Imposes Gaussian broadening sigma = pi / N where N is the number of moments. The broadening value is user-defined for each function calculation (LDOS, Green’s, etc.). The number of moments is then determined based on the broadening – it’s not directly set by the user.

kpm(model: Model, energy_range: Tuple[float, float] | None = None, kernel: KPMKernel | Literal['default'] = 'default', num_threads: int | Literal['auto'] = 'auto', silent: bool = False, **kwargs) KPM

The default CPU implementation of the Kernel Polynomial Method

This implementation works on any system and is well optimized.

Parameters:
modelModel

Model which will provide the Hamiltonian matrix.

energy_rangeOptional[Tuple[float, float]]

KPM needs to know the lowest and highest eigenvalue of the Hamiltonian, before computing the expansion moments. By default, this is determined automatically using a quick Lanczos procedure. To override the automatic boundaries pass a (min_value, max_value) tuple here. The values can be overestimated, but note that performance drops as the energy range becomes wider. On the other hand, underestimating the range will produce NaN values in the results.

kernelKernel

The kernel in the Kernel Polynomial Method.
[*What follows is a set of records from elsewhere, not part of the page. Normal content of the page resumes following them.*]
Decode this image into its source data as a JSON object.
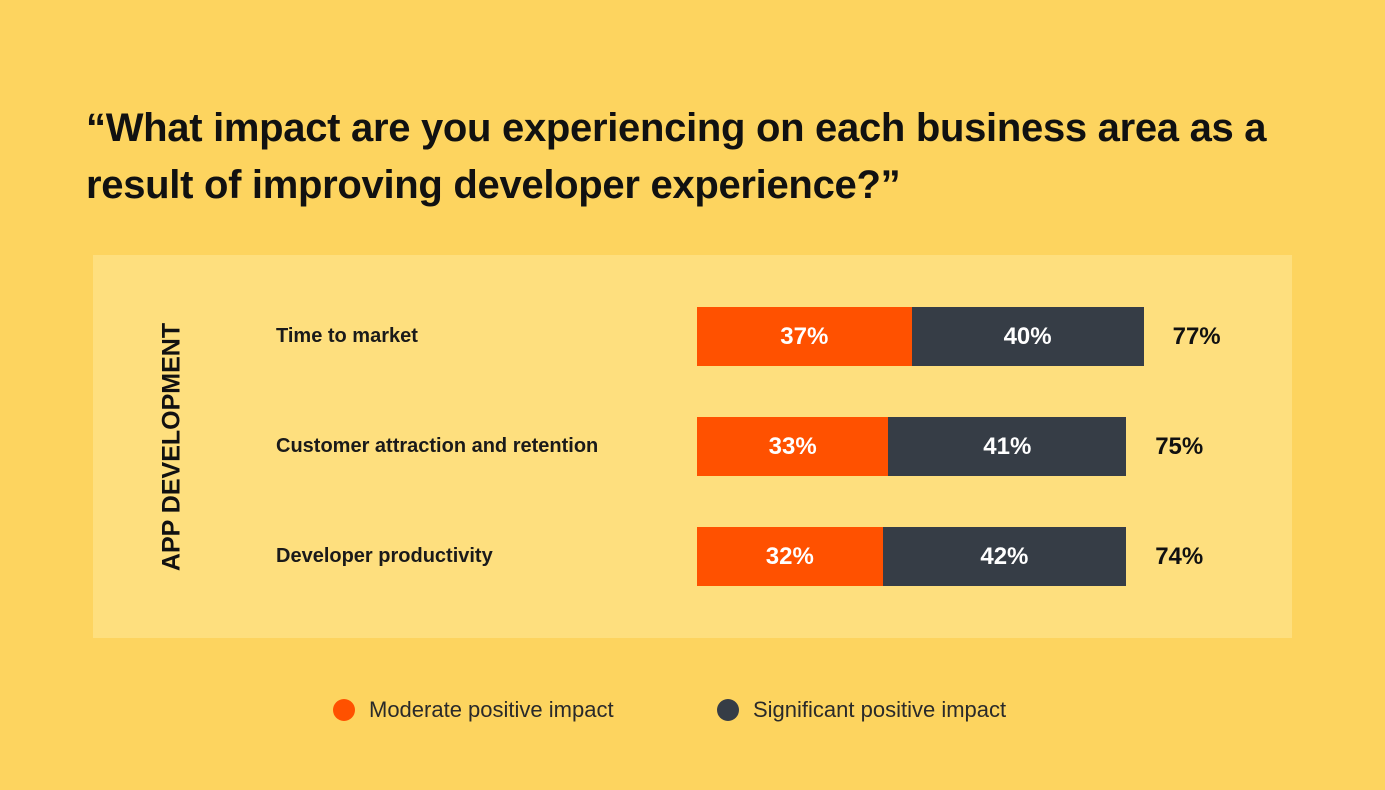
{
  "chart_data": {
    "type": "bar",
    "orientation": "horizontal",
    "stacked": true,
    "title": "“What impact are you experiencing on each business area as a result of improving developer experience?”",
    "group_label": "APP DEVELOPMENT",
    "categories": [
      "Time to market",
      "Customer attraction and retention",
      "Developer productivity"
    ],
    "series": [
      {
        "name": "Moderate positive impact",
        "color": "#FF5100",
        "values": [
          37,
          33,
          32
        ],
        "labels": [
          "37%",
          "33%",
          "32%"
        ]
      },
      {
        "name": "Significant positive impact",
        "color": "#363D46",
        "values": [
          40,
          41,
          42
        ],
        "labels": [
          "40%",
          "41%",
          "42%"
        ]
      }
    ],
    "totals": [
      "77%",
      "75%",
      "74%"
    ],
    "legend_position": "bottom",
    "grid": false
  }
}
Used to improve the quality of the function reconstructed from the Chebyshev series. Possible values are jackson_kernel() or lorentz_kernel(). The Jackson kernel is used by default.

num_threadsint

The number of CPU threads to use for calculations. This is automatically set to the number of logical cores available on the current machine.

silentbool

Don’t show any progress messages.

Returns:
KPM
kpm_cuda(model: Model, energy_range: Tuple[float, float] | None = None, kernel: KPMKernel | Literal['default'] = 'default', **kwargs) KPM

Same as kpm() except that it’s executed on the GPU using CUDA (if supported)

See kpm() for detailed parameter documentation. This method is only available if the C++ extension module was compiled with CUDA.

Parameters:
modelModel
energy_rangeOptional[Tuple[float, float]]
kernelKernel
Returns:
KPM
lorentz_kernel(lambda_value: float = 4.0) KPMKernel

The Lorentz kernel – best for Green’s function

This kernel is most appropriate for the expansion of the Green’s function because it most closely mimics the divergences near the true eigenvalues of the Hamiltonian. The Lorentzian broadening is given by epsilon = lambda / N where N is the number of moments.

Parameters:
lambda_valuefloat

May be used to fine-tune the smoothness of the convergence. Usual values are between 3 and 5. Lower values will speed up the calculation at the cost of accuracy. If in doubt, leave it at the default value of 4.